Rund um die Jahrtausendwende nahm Elber diese Rolle selbst ein und begründete damit gewissermaßen eine Münchner Tradition. Fortan hatte der FC Bayern jahrelang fast immer mindestens einen stets gut gelaunten Südamerikaner. Ich, Roque! Santa Cruz. Dante - und Pokal auch! Rafinha, der mit der Ukulele mindestens so gut umgehen kann wie mit dem Ball. Natürlich Claudio Pizarro, der ewige Schlawiner. Passenderweise trägt Diaz nun Pizarros ehemalige Rückennummer 14.

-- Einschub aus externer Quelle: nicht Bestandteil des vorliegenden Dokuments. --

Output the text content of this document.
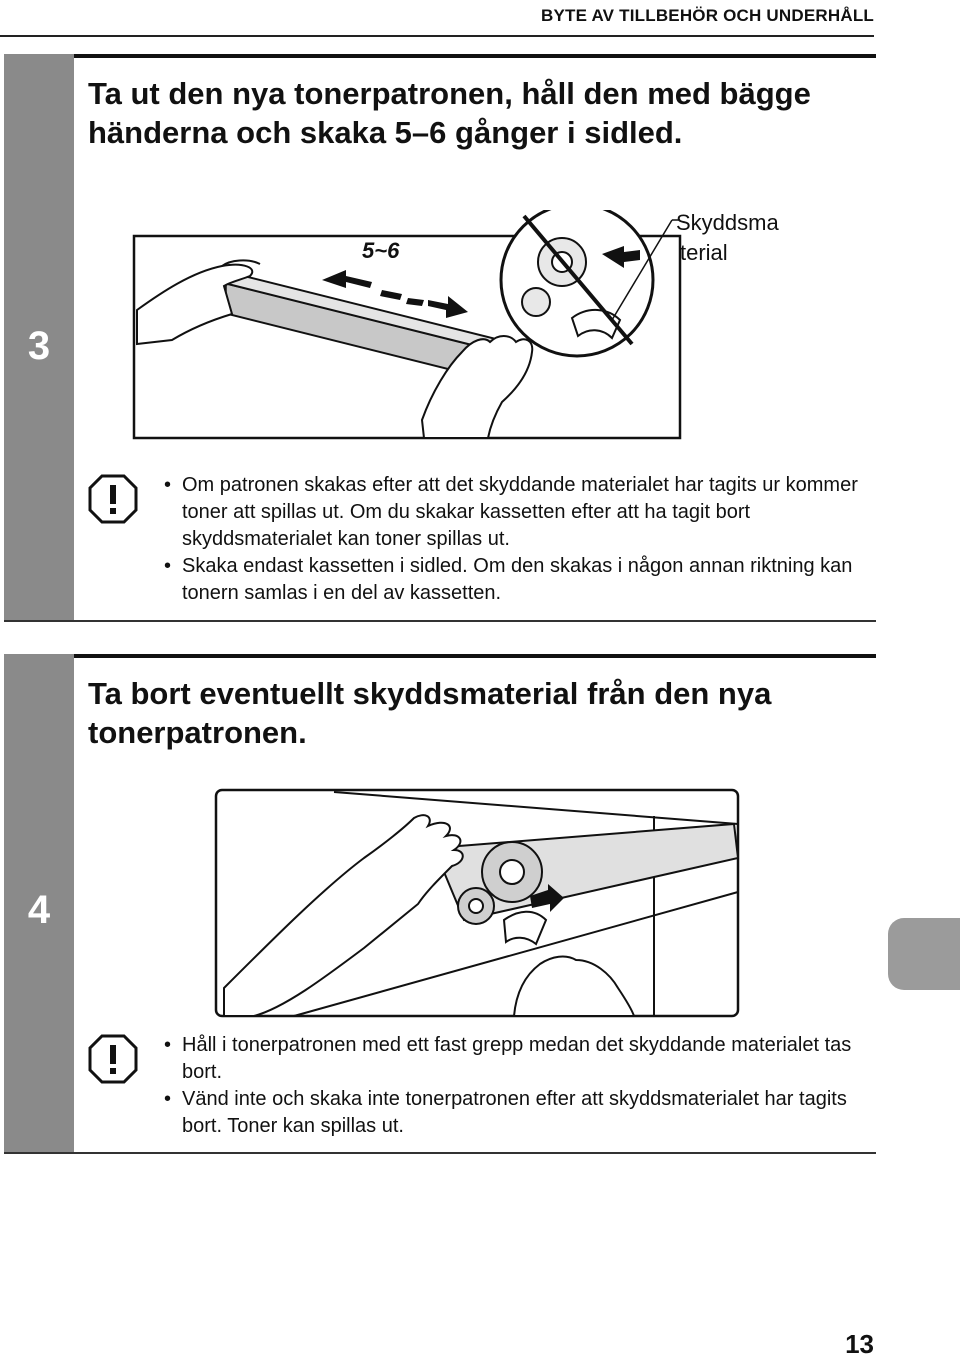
BYTE AV TILLBEHÖR OCH UNDERHÅLL
3
Ta ut den nya tonerpatronen, håll den med bägge händerna och skaka 5–6 gånger i sidled.
5~6
Skyddsma
terial
• Om patronen skakas efter att det skyddande materialet har tagits ur kommer toner att spillas ut. Om du skakar kassetten efter att ha tagit bort skyddsmaterialet kan toner spillas ut.
• Skaka endast kassetten i sidled. Om den skakas i någon annan riktning kan tonern samlas i en del av kassetten.
4
Ta bort eventuellt skyddsmaterial från den nya tonerpatronen.
• Håll i tonerpatronen med ett fast grepp medan det skyddande materialet tas bort.
• Vänd inte och skaka inte tonerpatronen efter att skyddsmaterialet har tagits bort. Toner kan spillas ut.
13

Diese Komponente spielte bei der Suche des FC Bayern nach einem neuen Linksaußen offenbar durchaus eine Rolle, wie die Aussagen von Sportdirektor Christoph Freund nahelegen. "Alles, was wir gehört haben von Liverpool, egal, mit wem man dort spricht: Er war sehr, sehr beliebt in der Mannschaft", berichtete Freund. "Das ist genau das Profil, was wir gesucht haben."

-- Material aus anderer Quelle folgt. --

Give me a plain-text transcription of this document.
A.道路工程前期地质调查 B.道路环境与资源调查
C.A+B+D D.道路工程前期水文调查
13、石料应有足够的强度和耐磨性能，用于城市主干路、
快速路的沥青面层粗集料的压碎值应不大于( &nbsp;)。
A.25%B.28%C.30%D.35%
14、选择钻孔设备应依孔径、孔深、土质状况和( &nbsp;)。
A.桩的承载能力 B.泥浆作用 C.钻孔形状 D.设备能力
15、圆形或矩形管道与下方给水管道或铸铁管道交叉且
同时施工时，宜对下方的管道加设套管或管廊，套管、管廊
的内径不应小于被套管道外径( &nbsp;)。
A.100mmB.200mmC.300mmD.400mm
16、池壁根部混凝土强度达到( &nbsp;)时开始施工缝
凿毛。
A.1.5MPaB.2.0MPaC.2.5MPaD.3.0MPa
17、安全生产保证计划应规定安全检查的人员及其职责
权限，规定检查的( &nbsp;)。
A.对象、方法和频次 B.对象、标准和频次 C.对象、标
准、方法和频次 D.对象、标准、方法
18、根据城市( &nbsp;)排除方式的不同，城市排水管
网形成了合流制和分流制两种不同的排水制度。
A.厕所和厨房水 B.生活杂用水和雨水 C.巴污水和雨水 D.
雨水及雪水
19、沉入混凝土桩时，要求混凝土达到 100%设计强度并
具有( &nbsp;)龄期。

(C)Getty imagesArne Slot und Mohamed Salah verabschiedeten Luis Diaz mit warmen Worten
Die Reaktionen aus Liverpool auf Diaz' Verkauf unterstreichen diese Einschätzung. "Er hatte in unserem gemeinsamen Jahr immer ein Lächeln auf den Lippen, unabhängig von seiner Situation", berichtete sein ehemaliger Trainer Arne Slot. "Ich habe ihn viel spielen lassen. Da ist es normal, dass man lächelt. Aber auch, wenn er nicht gespielt hat, kam er immer mit einem Lächeln auf den Lippen zum Training und hat alles gegeben."

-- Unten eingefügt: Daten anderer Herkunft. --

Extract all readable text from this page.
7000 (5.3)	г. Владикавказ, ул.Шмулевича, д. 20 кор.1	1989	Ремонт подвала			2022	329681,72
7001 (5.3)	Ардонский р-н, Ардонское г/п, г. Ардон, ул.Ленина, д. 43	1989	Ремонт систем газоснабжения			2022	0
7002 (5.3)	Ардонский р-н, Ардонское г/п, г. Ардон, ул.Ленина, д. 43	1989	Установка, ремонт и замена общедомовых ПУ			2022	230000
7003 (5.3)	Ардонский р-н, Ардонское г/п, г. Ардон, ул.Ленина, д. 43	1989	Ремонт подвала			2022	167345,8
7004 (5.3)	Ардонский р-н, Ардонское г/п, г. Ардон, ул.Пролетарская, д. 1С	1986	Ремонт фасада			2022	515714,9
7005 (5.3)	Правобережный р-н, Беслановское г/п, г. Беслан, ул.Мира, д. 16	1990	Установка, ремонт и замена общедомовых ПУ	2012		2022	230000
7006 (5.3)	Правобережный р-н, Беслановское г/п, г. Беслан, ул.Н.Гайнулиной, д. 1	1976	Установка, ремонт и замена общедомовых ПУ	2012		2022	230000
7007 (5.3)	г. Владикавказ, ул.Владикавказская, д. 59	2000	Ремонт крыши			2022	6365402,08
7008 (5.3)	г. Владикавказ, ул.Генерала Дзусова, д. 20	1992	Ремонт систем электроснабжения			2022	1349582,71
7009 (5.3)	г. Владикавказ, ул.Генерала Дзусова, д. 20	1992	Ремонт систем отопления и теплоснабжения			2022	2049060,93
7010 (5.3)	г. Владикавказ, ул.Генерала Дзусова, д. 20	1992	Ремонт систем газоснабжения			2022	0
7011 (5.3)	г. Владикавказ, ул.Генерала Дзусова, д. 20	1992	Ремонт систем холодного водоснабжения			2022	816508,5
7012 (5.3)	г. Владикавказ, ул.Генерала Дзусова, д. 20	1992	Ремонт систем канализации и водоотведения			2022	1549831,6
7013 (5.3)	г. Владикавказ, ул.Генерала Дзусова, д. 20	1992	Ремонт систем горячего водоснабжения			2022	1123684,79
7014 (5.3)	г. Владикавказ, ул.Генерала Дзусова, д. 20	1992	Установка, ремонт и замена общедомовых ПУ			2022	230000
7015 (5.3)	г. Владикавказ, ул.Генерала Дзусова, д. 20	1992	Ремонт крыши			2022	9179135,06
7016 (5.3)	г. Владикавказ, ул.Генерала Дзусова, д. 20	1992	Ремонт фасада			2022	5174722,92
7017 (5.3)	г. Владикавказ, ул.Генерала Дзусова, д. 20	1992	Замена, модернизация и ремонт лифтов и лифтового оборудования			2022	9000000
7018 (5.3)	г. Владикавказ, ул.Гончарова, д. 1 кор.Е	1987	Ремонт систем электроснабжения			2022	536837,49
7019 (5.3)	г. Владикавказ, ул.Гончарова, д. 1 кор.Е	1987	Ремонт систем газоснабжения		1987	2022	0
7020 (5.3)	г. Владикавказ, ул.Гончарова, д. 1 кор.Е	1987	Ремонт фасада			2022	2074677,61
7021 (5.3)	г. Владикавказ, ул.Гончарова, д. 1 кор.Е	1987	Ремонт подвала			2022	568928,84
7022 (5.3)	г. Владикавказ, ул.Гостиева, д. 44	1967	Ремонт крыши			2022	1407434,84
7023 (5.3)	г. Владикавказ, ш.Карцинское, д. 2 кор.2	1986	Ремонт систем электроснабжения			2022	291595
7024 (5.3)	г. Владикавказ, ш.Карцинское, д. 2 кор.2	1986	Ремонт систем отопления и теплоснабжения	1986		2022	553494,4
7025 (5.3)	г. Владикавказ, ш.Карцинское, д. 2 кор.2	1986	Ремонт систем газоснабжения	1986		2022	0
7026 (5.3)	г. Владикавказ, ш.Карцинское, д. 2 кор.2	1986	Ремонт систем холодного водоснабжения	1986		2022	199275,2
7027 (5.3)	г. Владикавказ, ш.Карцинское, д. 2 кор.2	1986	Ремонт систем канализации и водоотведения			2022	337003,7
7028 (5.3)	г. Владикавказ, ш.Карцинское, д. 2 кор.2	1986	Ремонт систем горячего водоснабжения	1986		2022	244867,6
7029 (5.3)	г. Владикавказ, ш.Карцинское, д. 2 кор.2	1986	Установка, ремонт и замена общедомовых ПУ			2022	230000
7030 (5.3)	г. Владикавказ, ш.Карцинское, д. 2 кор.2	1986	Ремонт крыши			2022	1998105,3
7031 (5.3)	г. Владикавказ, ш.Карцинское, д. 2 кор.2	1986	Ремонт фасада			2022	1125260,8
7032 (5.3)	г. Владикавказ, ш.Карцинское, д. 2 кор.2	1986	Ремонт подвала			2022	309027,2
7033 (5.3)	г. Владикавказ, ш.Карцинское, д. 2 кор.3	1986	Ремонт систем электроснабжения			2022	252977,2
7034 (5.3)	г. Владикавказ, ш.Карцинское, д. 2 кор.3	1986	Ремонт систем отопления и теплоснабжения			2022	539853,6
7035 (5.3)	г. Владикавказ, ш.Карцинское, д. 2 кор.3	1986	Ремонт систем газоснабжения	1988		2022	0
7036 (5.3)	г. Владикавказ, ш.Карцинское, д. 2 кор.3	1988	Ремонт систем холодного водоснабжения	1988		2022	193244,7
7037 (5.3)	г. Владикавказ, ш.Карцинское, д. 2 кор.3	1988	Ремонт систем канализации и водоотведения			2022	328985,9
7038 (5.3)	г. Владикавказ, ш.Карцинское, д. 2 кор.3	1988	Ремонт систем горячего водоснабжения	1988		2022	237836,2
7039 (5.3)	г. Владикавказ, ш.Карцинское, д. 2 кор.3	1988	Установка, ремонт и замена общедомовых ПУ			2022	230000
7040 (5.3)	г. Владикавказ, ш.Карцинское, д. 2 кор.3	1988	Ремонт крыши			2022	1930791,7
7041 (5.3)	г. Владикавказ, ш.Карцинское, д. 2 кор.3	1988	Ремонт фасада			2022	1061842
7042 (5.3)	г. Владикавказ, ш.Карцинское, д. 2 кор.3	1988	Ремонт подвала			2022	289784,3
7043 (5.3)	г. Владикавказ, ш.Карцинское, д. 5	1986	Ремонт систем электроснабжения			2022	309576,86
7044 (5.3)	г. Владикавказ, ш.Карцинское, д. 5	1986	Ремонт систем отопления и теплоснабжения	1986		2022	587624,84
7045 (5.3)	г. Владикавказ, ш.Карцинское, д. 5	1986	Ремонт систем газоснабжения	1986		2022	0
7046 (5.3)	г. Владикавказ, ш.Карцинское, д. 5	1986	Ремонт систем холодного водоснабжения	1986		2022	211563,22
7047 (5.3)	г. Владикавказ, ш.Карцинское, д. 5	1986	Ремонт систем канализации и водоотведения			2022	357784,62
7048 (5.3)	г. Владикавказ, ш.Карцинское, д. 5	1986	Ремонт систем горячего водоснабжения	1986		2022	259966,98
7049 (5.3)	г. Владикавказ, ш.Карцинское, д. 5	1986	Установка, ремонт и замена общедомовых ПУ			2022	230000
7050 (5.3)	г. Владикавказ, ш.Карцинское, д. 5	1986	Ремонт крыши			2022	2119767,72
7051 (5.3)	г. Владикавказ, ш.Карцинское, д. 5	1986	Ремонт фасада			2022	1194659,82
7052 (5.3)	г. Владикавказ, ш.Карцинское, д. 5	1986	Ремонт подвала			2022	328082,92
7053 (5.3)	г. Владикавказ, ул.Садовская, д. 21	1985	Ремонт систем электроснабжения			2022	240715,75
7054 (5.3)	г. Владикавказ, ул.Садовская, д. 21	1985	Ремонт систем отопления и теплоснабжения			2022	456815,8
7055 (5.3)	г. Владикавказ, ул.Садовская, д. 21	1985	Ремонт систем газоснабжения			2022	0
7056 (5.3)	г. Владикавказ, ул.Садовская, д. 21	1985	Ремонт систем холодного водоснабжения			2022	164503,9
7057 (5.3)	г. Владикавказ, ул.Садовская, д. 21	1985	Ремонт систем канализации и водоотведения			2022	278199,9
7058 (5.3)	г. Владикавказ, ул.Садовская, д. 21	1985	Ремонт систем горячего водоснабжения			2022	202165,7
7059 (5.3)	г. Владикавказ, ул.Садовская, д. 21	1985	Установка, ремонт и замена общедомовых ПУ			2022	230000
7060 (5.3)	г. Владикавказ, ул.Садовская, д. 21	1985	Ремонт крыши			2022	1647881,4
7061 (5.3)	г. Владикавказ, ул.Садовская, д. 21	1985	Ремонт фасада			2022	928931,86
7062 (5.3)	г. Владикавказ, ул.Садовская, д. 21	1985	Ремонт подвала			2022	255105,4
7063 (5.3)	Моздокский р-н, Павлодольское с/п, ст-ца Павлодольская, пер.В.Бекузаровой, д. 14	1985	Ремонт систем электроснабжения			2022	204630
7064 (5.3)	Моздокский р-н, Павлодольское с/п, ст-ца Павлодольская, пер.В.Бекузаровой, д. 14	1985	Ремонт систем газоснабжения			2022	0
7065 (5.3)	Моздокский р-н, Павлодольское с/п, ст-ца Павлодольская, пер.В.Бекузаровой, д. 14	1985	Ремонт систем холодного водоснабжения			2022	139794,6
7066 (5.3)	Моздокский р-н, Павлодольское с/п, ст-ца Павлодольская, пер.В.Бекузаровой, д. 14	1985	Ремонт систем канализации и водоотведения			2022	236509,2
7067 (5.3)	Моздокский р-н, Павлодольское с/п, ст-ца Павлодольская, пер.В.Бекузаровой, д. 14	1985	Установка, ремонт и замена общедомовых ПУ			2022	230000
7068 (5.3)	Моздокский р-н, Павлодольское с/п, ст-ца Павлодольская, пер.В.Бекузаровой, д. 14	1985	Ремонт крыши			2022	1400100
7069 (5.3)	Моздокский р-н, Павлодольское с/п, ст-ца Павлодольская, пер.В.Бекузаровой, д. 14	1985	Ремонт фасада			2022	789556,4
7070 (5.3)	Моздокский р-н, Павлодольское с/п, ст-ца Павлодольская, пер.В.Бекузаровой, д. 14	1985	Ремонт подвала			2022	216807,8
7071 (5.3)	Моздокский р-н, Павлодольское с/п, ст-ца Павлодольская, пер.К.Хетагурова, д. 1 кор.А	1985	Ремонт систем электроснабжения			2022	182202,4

Sein langjähriger Teamkollege Mohamed Salah verabschiedete sich in einem Social-Media-Beitrag mit emotionalen Worten von Diaz. Bei Trent Alexander-Arnolds Wechsel zu Real Madrid hat er das übrigens nicht gemacht, wie aufmerksame Liverpool-Fans in den Kommentaren unter dem Beitrag feststellten. Obwohl Salah mit Alexander-Arnold sogar noch deutlich länger zusammenspielte und auch deutlich mehr Titel feierte. Ja, Diaz scheint sehr beliebt gewesen zu sein in Liverpool.
Fortan verwöhnt er also die Münchner Kabine mit seinem Lächeln. So famos die nonverbale Kommunikation des Neuzugangs bereits zu funktionieren scheint, so kompliziert ist es aber mit der verbalen. Einen weiteren Spanisch-Muttersprachler gibt es beim FC Bayern aktuell nicht. Bei seinem ersten Training hielt sich Diaz auffällig an den Portugiesen Joao Palhinha, den es nun aber zu Tottenham Hotspur zieht. Diaz' Englisch sei nach dreieinhalb Jahren in Liverpool immerhin "okay", befand Kimmich. "Das kriegen wir schon als Mannschaft hin."